The death of Terri Schindler Schiavo in 2005 is a distant memory for most Americans. But for the family that spent seven years fighting Terri’s estranged husband and the court system to stop the starvation of their daughter and sister, recollections of the 13 days Terri lingered without food or water before finally succumbing to death remain vivid and painful. And the knowledge that other brain-damaged patients could suffer a similar fate has propelled this once-ordinary family into around-the-clock activism.
“It was almost like there really wasn’t an option,” said Terri’s sister, Suzanne Schindler-Vitadamo, when I interviewed her last weekend in Kansas City, Kan., at an end-of-life ethics conference sponsored by the St. Gianna Physician’s Guild.
Along with her mother, Mary Schindler, and brother, Bobby Schindler Jr., Schindler-Vitadamo now works full time for the Terri Schiavo Life & Hope Network, a non-profit group that advocates for disabled patients threatened by health-care rationing and euthanasia.
“I used to be a stockbroker; Bobby used to be a high school teacher,” Schindler-Vitadamo said. Yet, after witnessing how her brain-damaged sister died on the orders of judges and medical professionals who regarded Terri’s life unworthy of even the basic care of food and water, she said, “none of us could ever imagine going back.”
Before his death in 2009, Terri’s father, Robert Schindler, also dedicated himself to raising awareness about the dangers posed by a culture that increasingly judges the right to life on a sliding scale, a scale on which lives like Terri’s count for little.
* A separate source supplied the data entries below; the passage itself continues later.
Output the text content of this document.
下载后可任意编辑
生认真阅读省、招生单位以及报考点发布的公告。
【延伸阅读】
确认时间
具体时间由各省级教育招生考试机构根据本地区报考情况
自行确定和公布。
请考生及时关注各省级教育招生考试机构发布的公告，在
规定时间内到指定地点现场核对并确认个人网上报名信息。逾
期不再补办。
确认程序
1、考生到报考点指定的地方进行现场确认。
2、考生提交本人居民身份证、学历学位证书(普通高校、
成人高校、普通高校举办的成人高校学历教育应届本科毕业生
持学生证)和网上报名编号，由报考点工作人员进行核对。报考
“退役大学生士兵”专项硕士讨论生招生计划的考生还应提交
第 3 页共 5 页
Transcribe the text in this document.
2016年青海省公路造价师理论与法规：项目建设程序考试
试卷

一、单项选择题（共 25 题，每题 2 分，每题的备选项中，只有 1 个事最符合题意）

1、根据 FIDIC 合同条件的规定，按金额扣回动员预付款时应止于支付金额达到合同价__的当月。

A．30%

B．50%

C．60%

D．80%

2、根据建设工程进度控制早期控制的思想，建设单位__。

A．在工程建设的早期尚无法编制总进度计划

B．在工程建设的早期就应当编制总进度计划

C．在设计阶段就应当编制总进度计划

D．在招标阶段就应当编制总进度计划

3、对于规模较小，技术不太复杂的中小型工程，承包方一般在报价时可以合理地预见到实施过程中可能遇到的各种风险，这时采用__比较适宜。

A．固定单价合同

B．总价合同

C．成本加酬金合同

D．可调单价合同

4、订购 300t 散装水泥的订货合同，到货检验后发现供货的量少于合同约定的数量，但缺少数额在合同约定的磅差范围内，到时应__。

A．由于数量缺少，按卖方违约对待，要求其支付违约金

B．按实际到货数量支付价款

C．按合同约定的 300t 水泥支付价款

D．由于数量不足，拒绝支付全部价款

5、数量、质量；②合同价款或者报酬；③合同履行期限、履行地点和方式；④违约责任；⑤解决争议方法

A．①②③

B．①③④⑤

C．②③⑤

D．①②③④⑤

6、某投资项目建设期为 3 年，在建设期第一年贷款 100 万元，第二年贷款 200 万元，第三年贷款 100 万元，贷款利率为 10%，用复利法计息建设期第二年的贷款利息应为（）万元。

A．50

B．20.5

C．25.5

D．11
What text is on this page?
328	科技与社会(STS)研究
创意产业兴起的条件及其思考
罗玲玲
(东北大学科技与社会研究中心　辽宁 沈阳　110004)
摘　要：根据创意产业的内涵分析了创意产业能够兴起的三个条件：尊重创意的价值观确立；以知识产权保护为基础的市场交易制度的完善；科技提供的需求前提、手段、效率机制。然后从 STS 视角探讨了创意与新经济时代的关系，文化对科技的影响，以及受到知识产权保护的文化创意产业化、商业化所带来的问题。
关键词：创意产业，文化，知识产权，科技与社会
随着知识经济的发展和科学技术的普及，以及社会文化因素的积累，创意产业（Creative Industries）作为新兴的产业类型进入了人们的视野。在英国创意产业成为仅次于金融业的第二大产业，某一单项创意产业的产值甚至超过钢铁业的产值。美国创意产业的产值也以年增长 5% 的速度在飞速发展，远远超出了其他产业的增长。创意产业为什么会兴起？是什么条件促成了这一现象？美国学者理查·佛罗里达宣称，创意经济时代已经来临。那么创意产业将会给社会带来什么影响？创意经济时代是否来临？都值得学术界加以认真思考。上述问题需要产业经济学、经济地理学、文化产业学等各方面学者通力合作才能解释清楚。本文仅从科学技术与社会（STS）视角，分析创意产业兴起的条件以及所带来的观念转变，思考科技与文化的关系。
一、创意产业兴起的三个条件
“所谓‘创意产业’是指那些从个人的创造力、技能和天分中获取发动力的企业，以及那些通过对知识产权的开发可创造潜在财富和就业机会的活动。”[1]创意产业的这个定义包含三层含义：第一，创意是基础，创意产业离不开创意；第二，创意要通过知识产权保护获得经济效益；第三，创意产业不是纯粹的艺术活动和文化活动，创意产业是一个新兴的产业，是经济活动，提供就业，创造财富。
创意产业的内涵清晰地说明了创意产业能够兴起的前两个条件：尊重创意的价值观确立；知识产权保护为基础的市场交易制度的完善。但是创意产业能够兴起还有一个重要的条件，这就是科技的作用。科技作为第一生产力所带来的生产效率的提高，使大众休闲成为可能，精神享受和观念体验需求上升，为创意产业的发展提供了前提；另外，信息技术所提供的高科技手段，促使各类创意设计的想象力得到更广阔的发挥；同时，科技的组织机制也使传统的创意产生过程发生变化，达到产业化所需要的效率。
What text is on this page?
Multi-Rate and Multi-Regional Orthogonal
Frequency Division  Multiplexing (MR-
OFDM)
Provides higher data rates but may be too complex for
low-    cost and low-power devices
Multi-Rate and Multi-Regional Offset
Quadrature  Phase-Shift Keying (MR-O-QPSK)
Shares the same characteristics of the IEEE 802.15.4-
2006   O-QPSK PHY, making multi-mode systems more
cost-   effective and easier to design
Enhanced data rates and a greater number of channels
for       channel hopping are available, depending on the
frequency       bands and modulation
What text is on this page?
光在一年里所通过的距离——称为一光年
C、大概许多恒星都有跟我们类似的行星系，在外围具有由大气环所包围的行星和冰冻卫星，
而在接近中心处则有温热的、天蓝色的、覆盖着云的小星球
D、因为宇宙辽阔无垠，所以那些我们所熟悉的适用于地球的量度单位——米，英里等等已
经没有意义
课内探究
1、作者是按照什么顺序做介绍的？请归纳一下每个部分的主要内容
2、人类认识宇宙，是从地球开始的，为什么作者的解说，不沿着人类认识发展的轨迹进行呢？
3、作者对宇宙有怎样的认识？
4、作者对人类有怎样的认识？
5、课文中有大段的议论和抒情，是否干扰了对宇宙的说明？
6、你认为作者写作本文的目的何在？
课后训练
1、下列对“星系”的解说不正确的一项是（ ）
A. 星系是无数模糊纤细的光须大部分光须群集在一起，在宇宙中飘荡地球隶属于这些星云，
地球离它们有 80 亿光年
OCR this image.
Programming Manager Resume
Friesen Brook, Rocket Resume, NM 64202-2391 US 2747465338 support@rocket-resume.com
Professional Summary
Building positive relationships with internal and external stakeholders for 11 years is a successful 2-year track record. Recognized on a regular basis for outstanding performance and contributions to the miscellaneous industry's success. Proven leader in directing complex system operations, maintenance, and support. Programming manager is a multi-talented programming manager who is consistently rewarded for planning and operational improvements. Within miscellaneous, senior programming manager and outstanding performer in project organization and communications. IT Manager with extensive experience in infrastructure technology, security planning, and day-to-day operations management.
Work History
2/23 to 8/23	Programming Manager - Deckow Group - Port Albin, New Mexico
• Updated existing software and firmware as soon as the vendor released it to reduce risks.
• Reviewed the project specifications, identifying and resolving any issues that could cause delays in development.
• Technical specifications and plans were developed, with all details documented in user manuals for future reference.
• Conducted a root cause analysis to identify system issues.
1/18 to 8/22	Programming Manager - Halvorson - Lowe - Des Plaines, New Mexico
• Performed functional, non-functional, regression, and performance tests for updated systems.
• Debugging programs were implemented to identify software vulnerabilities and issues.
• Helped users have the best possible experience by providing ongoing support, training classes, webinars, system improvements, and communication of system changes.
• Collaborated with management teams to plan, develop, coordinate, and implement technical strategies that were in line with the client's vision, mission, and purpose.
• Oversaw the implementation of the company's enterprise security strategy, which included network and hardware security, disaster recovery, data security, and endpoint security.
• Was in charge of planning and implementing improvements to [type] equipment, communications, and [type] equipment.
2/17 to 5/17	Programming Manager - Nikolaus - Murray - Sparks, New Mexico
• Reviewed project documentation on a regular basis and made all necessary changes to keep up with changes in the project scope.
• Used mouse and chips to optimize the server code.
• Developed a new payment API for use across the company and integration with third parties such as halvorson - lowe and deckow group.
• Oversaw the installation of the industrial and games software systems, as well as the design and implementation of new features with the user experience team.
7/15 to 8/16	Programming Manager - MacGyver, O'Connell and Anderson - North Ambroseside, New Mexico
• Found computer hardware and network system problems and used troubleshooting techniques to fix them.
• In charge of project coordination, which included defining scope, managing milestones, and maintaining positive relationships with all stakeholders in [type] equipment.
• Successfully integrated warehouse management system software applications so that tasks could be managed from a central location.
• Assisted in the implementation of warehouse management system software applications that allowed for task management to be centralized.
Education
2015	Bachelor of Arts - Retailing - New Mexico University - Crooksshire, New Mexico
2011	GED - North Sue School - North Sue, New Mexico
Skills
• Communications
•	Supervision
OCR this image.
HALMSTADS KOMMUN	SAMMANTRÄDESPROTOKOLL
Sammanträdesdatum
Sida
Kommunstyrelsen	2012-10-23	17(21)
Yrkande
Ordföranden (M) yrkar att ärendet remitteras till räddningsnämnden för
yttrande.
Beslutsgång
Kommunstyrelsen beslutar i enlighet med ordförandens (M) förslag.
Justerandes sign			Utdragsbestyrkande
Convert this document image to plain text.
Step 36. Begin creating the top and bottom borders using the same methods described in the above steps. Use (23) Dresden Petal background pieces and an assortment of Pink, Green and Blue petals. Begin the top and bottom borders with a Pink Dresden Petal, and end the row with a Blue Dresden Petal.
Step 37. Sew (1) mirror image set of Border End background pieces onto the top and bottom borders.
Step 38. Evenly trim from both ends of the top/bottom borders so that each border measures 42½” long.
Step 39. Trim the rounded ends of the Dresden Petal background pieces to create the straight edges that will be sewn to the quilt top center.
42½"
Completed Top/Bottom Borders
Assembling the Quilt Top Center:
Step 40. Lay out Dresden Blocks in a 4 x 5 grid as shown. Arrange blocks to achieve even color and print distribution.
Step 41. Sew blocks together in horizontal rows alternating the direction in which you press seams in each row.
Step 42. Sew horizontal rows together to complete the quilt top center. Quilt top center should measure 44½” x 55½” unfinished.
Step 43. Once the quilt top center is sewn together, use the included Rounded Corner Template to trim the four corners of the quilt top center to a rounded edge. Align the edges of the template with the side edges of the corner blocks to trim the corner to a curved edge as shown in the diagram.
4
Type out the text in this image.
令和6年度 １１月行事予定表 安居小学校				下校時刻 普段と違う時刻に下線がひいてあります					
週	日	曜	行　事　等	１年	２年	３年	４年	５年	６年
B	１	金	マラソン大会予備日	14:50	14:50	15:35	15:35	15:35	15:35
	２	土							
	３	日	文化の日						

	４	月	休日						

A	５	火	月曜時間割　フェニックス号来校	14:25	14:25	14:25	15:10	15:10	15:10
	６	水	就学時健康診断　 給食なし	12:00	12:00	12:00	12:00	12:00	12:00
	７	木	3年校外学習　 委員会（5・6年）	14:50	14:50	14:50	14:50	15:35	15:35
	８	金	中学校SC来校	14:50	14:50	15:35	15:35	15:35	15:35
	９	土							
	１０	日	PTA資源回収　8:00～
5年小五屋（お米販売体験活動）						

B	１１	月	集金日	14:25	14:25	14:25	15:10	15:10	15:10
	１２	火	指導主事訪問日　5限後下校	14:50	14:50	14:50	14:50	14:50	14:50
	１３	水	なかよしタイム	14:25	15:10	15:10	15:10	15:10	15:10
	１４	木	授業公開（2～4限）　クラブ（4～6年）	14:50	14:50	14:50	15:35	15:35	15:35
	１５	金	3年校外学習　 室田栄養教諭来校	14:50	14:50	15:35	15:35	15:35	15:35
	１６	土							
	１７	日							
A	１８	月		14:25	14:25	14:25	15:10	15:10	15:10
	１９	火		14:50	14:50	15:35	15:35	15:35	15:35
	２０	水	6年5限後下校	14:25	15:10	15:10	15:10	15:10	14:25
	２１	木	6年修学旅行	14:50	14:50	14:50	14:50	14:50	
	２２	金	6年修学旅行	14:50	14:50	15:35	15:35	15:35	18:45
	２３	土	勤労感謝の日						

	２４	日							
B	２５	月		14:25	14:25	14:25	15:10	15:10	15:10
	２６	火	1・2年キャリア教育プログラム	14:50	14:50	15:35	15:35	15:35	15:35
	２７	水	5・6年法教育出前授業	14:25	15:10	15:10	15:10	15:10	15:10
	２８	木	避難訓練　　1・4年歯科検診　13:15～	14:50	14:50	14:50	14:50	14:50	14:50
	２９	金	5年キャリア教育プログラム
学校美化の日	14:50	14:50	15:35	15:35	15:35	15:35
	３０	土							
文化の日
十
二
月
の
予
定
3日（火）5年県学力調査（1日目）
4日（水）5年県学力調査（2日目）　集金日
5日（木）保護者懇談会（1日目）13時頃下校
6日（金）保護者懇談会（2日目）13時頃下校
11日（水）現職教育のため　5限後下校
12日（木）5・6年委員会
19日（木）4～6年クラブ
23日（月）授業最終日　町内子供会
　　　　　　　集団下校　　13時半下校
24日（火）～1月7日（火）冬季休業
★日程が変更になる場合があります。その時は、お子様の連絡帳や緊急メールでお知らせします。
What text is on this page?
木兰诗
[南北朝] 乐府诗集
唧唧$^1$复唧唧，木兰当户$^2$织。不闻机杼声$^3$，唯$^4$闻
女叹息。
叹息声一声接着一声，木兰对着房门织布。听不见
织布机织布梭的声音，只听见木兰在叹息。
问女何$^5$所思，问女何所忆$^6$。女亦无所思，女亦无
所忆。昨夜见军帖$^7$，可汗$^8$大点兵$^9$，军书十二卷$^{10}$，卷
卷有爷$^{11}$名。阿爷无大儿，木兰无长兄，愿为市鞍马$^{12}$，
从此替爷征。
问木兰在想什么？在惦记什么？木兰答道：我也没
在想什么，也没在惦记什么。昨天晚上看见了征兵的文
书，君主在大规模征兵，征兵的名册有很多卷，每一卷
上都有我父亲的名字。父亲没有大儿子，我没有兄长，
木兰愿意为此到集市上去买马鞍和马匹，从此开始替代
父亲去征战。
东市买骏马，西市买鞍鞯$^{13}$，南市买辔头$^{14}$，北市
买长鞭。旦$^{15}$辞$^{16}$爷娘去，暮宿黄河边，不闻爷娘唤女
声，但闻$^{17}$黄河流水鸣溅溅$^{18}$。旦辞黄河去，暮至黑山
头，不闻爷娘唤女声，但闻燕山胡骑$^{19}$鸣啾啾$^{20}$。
A main focus of the Life & Hope Network is the defense of food and water as an essential human right owed to all patients who are not imminently dying even if, like Terri, they need a feeding tube to receive it. As the Schindlers often note and many media reports failed to mention, Terri suffered from a severe brain injury but did not depend on a ventilator or other machines for survival. Doctors diagnosed her condition as a persistent vegetative state, a condition in which a patient is awake but unaware and can live for decades as long as she has food, water and basic care.
Terri’s family disputed the persistent vegetative state label, and the diagnosis itself has come under heightened scrutiny in recent years. In 2005, Columbia University Medical Center researchers released a brain-imaging study that showed that some seemingly unconscious patients with severe brain damage are capable of responding to speech and, therefore, may have hope of rehabilitation.
Regardless of her chances for recovery, Terri’s basic right to food and water remained. That right was blatantly violated by judges who allowed her husband to starve her despite her family’s objections and without verifiable proof of her wishes.
Terri’s family now hopes to spare others the agony they endured. Their network serves as a 24-hour resource center to connect families facing similarly life-threatening situations with physicians and attorneys willing to help them defend incapacitated loved ones.
Already, executive director Bobby Schindler said, the network has supported some 1,000 families and participated in hundreds of cases, including some involving authoritarian ethics committees that serve as de facto “death panels” for patients deemed too burdensome and hopeless to merit continued care or even food and water. Schindler believes the recent health care reform legislation signed by President Barack Obama will exacerbate such abuses because of its focus on cost controls. Yet, judging from the many calls he receives — including calls from families at Catholic hospitals who complain that the church’s definition of food and water as basic care is frequently ignored — he considers health care rationing a present reality, not a hypothetical threat.
“People think it’s coming with Obamacare, but it’s already here. It’s only going to get worse,” Schindler said. “They are going to target our most vulnerable … the people that are going to be costly.”
The perennial challenge of health care and end-of-life ethics is to navigate between two extremes: the vitalism that would preserve life by any means necessary without regard for burdens on the patient and the fatalism that would give up on gravely ill patients before their time. While vitalism posed the greater threat in decades past, fatalism more often dominates today. And, as the Schindler family knows from painful personal experience, the combination of a cost-cutting medical establishment and a culture unable to recognize the innate human dignity of the cognitively disabled can be volatile mix — one with heartbreaking and lethal consequences.